In the present crisis, social strata will hold less and less importance, because those near the top may well not be there for much longer and as general earning power declines the bench marks will have to be redrawn. What will stand out most starkly is the difference between the working class and the ruling class.
Frankly I resent being called an intellectual. I am a worker and my description is "Nurse" I am not and never will be an intellectual. If Bgile says he is an intellectual; does this mean that he spends the bulk of his time as a word-monger, or does he do something useful to earn his crust? Lenin and Trotsky were active revolutionaries long before they put pen to paper in the literary sense and earned their place at the head of the worker's movement by hard and dangerous work among workers, under a brutal and autocratic czar. They learned to write as workers representatives under the most exacting of conditions, conducting correspondence by secret writing using the most rudimentary methods and materials - milk or urine. To call them intellectuals is to miss the point by a mile and openely demonstrate how little is understood of the men themsleves and the work they engaged in.
Writing and discussion is an intellectual process true, but because a man engages where necessary, the intellect can in no way be the meter by which to describe him.
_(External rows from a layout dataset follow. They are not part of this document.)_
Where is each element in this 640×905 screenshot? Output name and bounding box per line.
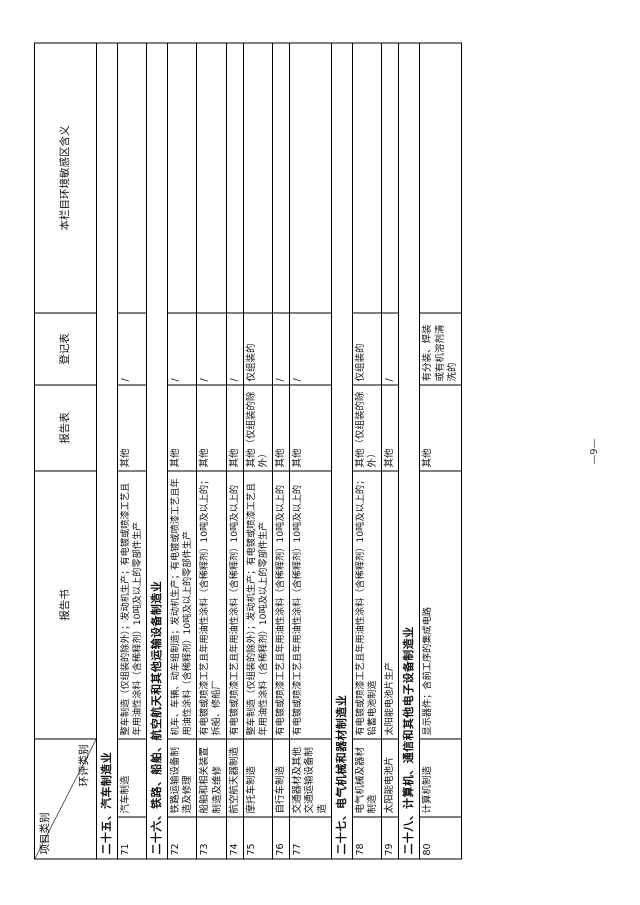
cell-project-category: 计算机制造 (419, 738, 462, 817)
cell-serial-number: 72 (167, 816, 197, 859)
cell-project-category: 铁路运输设备制造及修理 (167, 738, 197, 817)
cell-report-book: 机车、车辆、动车组制造；发动机生产；有电镀或喷漆工艺且年用油性涂料（含稀释剂）1… (167, 470, 197, 739)
cell-project-category: 摩托车制造 (243, 738, 273, 817)
page-content-area: 项目类别 环评类别 报告书 报告表 登记表 本栏目环境敏感区含义 二十五、汽车制… (34, 42, 606, 859)
cell-project-category: 太阳能电池片 (381, 738, 399, 817)
cell-project-category: 交通器材及其他交通运输设备制造 (289, 738, 332, 817)
table-section-row: 二十七、电气机械和器材制造业 (331, 42, 353, 859)
cell-report-form: 其他 (381, 384, 399, 471)
cell-serial-number: 76 (272, 816, 290, 859)
cell-report-book: 整车制造（仅组装的除外）；发动机生产；有电镀或喷漆工艺且年用油性涂料（含稀释剂）… (117, 470, 147, 739)
cell-project-category: 自行车制造 (272, 738, 290, 817)
cell-project-category: 航空航天器制造 (226, 738, 244, 817)
cell-registration-form: / (226, 312, 244, 385)
cell-report-book: 显示器件；含前工序的集成电路 (419, 470, 462, 739)
table-section-row: 二十六、铁路、船舶、航空航天和其他运输设备制造业 (146, 42, 168, 859)
cell-registration-form: / (272, 312, 290, 385)
cell-registration-form: / (381, 312, 399, 385)
cell-sensitive-area-note (352, 42, 382, 313)
cell-report-book: 有电镀或喷漆工艺且年用油性涂料（含稀释剂）10吨及以上的；铅蓄电池制造 (352, 470, 382, 739)
page-number: —9— (589, 437, 600, 465)
cell-sensitive-area-note (419, 42, 462, 313)
cell-serial-number: 78 (352, 816, 382, 859)
cell-sensitive-area-note (117, 42, 147, 313)
cell-report-form: 其他 (167, 384, 197, 471)
table-row: 73 船舶和相关装置制造及维修 有电镀或喷漆工艺且年用油性涂料（含稀释剂）10吨及以… (196, 42, 227, 859)
cell-report-form: 其他（仅组装的除外） (352, 384, 382, 471)
table-row: 74 航空航天器制造 有电镀或喷漆工艺且年用油性涂料（含稀释剂）10吨及以上的 其他 / (226, 42, 244, 859)
cell-report-book: 有电镀或喷漆工艺且年用油性涂料（含稀释剂）10吨及以上的；拆船、修船厂 (196, 470, 227, 739)
section-title: 二十八、计算机、通信和其他电子设备制造业 (398, 42, 420, 859)
cell-serial-number: 77 (289, 816, 332, 859)
cell-report-form: 其他（仅组装的除外） (243, 384, 273, 471)
table-row: 71 汽车制造 整车制造（仅组装的除外）；发动机生产；有电镀或喷漆工艺且年用油性涂料… (117, 42, 147, 859)
header-report-form: 报告表 (34, 384, 97, 471)
cell-sensitive-area-note (272, 42, 290, 313)
table-header-row: 项目类别 环评类别 报告书 报告表 登记表 本栏目环境敏感区含义 (34, 42, 97, 859)
table-row: 80 计算机制造 显示器件；含前工序的集成电路 其他 有分装、焊装或有机溶剂清洗的 (419, 42, 462, 859)
section-title: 二十六、铁路、船舶、航空航天和其他运输设备制造业 (146, 42, 168, 859)
cell-report-form: 其他 (117, 384, 147, 471)
cell-registration-form: / (167, 312, 197, 385)
cell-serial-number: 73 (196, 816, 227, 859)
table-row: 75 摩托车制造 整车制造（仅组装的除外）；发动机生产；有电镀或喷漆工艺且年用油性涂… (243, 42, 273, 859)
cell-report-form: 其他 (419, 384, 462, 471)
cell-serial-number: 74 (226, 816, 244, 859)
cell-report-form: 其他 (289, 384, 332, 471)
cell-registration-form: 仅组装的 (243, 312, 273, 385)
table-section-row: 二十五、汽车制造业 (96, 42, 118, 859)
cell-registration-form: / (196, 312, 227, 385)
cell-project-category: 船舶和相关装置制造及维修 (196, 738, 227, 817)
table-row: 79 太阳能电池片 太阳能电池片生产 其他 / (381, 42, 399, 859)
cell-report-book: 有电镀或喷漆工艺且年用油性涂料（含稀释剂）10吨及以上的 (272, 470, 290, 739)
header-report-book: 报告书 (34, 470, 97, 739)
cell-sensitive-area-note (381, 42, 399, 313)
eia-category-table: 项目类别 环评类别 报告书 报告表 登记表 本栏目环境敏感区含义 二十五、汽车制… (34, 42, 462, 859)
cell-serial-number: 79 (381, 816, 399, 859)
header-sensitive-area-note: 本栏目环境敏感区含义 (34, 42, 97, 313)
header-project-category-label: 项目类别 (39, 812, 51, 854)
header-registration-form: 登记表 (34, 312, 97, 385)
cell-report-book: 整车制造（仅组装的除外）；发动机生产；有电镀或喷漆工艺且年用油性涂料（含稀释剂）… (243, 470, 273, 739)
cell-report-form: 其他 (272, 384, 290, 471)
cell-report-book: 有电镀或喷漆工艺且年用油性涂料（含稀释剂）10吨及以上的 (226, 470, 244, 739)
cell-project-category: 电气机械及器材制造 (352, 738, 382, 817)
cell-sensitive-area-note (167, 42, 197, 313)
cell-sensitive-area-note (289, 42, 332, 313)
section-title: 二十七、电气机械和器材制造业 (331, 42, 353, 859)
cell-serial-number: 80 (419, 816, 462, 859)
cell-serial-number: 75 (243, 816, 273, 859)
cell-registration-form: 有分装、焊装或有机溶剂清洗的 (419, 312, 462, 385)
cell-sensitive-area-note (243, 42, 273, 313)
cell-registration-form: 仅组装的 (352, 312, 382, 385)
cell-registration-form: / (117, 312, 147, 385)
cell-report-book: 太阳能电池片生产 (381, 470, 399, 739)
cell-sensitive-area-note (226, 42, 244, 313)
cell-report-form: 其他 (226, 384, 244, 471)
table-row: 72 铁路运输设备制造及修理 机车、车辆、动车组制造；发动机生产；有电镀或喷漆工艺且… (167, 42, 197, 859)
header-eia-category-label: 环评类别 (77, 744, 90, 786)
cell-report-book: 有电镀或喷漆工艺且年用油性涂料（含稀释剂）10吨及以上的 (289, 470, 332, 739)
cell-report-form: 其他 (196, 384, 227, 471)
table-row: 77 交通器材及其他交通运输设备制造 有电镀或喷漆工艺且年用油性涂料（含稀释剂）10… (289, 42, 332, 859)
table-row: 76 自行车制造 有电镀或喷漆工艺且年用油性涂料（含稀释剂）10吨及以上的 其他 / (272, 42, 290, 859)
cell-project-category: 汽车制造 (117, 738, 147, 817)
cell-serial-number: 71 (117, 816, 147, 859)
header-corner-cell: 项目类别 环评类别 (34, 738, 97, 859)
table-row: 78 电气机械及器材制造 有电镀或喷漆工艺且年用油性涂料（含稀释剂）10吨及以上的；… (352, 42, 382, 859)
section-title: 二十五、汽车制造业 (96, 42, 118, 859)
cell-sensitive-area-note (196, 42, 227, 313)
table-body: 项目类别 环评类别 报告书 报告表 登记表 本栏目环境敏感区含义 二十五、汽车制… (34, 42, 462, 859)
cell-registration-form: / (289, 312, 332, 385)
table-section-row: 二十八、计算机、通信和其他电子设备制造业 (398, 42, 420, 859)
I like a glass of wine on occassion but that does not make me an alchoholic or even anything of a "Drinker" for that matter. Writing and discussion for the revolutionary are tools and from my own experience as an active revolutionary, the vast bulk of one's time is given over to organisation, obtaining paper, printers and secret premises, raising cash and selling papers, tending to those who have lost heart, or those who have given too much and had nervous breakdowns and helping those who are new to find their feet. The class struggle is the hardest battle of all, because there are no short cuts to victory. It is all up hill and with no guarrantees, no career path and with few tangible results - and yes, that is where I learned to write.
I would like to see the intellectual who would choose such an exacting path, when they can find glory and adulation with a few well chosen words. The intellectual seeks ultimately to immortalise himself through recognition as the authority in his field. His life's work is directed at promoting himself. The revolutionary writes with a purpose - that of overturning the old order and unseating the rulers by unleashing the will of the people. There is a distinction.